In a circle, two parallel chords on the same side of a diameter have lengths 4 cm and 6 cm. If the distance between these chords is 1 cm, then the radius of the circle, in cm, is

• A. √12
• B. √14
• C. √13
• D. √11

Answer 1

The Correct Option is C

To find the radius of a circle with two parallel chords of lengths 4 cm and 6 cm, separated by a distance of 1 cm, consider the following approach:

Let the circle's center be O. Assume the first chord of length 6 cm is AB and the second chord of length 4 cm is CD. Both chords are parallel and lie on the same side of the circle's diameter. 

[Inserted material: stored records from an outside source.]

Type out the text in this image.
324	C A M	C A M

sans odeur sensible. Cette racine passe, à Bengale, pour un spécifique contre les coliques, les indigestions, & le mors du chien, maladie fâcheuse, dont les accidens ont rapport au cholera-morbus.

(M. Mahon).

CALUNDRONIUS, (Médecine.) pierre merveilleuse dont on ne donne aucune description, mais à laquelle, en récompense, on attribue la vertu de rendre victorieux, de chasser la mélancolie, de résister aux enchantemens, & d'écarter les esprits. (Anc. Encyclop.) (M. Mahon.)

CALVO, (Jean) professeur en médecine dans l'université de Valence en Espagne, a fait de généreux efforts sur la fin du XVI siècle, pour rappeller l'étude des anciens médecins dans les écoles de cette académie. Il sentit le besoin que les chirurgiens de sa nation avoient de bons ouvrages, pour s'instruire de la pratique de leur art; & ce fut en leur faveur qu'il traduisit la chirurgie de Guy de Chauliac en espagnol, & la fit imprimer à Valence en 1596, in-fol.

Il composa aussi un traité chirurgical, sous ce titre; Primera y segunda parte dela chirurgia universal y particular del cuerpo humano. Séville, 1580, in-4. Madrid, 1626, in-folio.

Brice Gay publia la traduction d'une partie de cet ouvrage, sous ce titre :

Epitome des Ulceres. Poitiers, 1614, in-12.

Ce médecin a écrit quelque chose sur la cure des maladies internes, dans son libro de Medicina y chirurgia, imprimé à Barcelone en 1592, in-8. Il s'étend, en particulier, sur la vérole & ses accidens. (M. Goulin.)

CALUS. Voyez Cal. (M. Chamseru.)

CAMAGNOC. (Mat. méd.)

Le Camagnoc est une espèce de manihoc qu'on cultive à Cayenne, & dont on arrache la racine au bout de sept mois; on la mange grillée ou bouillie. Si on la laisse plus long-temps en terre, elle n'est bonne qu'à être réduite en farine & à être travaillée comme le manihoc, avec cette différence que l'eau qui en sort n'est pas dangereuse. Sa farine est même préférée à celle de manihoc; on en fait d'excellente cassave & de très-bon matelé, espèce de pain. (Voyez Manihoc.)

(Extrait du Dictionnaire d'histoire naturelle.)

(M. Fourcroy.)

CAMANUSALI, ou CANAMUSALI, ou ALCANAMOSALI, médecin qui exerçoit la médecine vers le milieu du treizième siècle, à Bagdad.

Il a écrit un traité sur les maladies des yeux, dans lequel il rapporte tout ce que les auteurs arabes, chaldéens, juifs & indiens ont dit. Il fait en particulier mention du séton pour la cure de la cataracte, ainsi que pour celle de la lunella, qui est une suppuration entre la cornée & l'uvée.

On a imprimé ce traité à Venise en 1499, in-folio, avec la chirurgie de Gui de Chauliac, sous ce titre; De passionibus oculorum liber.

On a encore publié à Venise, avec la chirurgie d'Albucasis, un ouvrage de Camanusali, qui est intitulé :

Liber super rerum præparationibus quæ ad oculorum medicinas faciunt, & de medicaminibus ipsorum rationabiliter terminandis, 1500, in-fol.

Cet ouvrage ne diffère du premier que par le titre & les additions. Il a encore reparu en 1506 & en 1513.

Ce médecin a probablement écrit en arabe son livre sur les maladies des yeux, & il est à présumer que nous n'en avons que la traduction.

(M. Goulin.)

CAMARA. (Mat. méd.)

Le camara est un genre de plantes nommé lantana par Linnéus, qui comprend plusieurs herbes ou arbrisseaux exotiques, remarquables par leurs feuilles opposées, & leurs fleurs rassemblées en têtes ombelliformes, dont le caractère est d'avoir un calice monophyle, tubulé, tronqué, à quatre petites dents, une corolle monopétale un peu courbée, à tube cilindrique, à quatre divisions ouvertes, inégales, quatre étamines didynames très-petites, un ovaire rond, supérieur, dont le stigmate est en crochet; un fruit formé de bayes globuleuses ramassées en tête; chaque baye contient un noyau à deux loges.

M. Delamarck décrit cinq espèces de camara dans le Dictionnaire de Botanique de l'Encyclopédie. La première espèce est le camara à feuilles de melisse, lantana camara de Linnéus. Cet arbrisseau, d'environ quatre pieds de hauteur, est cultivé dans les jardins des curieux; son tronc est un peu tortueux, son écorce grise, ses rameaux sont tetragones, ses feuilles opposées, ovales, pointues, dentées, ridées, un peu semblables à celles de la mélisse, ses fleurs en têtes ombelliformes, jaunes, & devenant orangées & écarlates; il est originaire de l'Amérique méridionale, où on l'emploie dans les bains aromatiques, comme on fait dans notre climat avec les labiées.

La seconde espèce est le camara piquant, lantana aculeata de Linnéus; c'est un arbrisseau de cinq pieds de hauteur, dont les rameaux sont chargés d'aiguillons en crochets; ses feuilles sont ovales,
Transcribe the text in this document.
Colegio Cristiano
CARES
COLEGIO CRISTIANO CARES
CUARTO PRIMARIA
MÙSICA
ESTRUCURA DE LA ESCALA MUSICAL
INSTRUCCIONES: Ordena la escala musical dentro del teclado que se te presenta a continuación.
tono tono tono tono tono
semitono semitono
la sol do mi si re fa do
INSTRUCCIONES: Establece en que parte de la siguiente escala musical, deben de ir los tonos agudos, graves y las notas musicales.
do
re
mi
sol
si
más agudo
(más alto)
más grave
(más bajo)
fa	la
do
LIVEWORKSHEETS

Let the perpendicular distance from the center O to the chord AB be d1, and to chord CD be d2. Then:

d2 = d1 + 1 cm.

The distance from the center to a chord is related to the radius and half of the chord length through the Pythagorean theorem:

For chord AB:

\( d1^2 + 3^2 = r^2 \)

(since half of 6 cm is 3 cm).

Thus,

\( d1^2 = r^2 - 9 \) (Equation 1)

For chord CD:

\( d2^2 + 2^2 = r^2 \)

(since half of 4 cm is 2 cm).

Thus,

\( (d1 + 1)^2 + 4 = r^2 \)

Expanding this equation:

\( d1^2 + 2d1 + 1 + 4 = r^2 \)

\( d1^2 + 2d1 + 5 = r^2 \) (Equation 2)

Substitute Equation 1 into Equation 2:

\( (r^2 - 9) + 2d1 + 5 = r^2 \)

\( r^2 - 9 + 2d1 + 5 = r^2 \)

\( 2d1 - 4 = 0 \)

\( 2d1 = 4 \)

\( d1 = 2 \)

Substitute \( d1 = 2 \) back into Equation 1:

\( 2^2 = r^2 - 9 \)

\( 4 = r^2 - 9 \)

\( r^2 = 13 \)

Thus, the radius of the circle is \( \sqrt{13} \) cm.

The correct answer is \( \sqrt{13} \).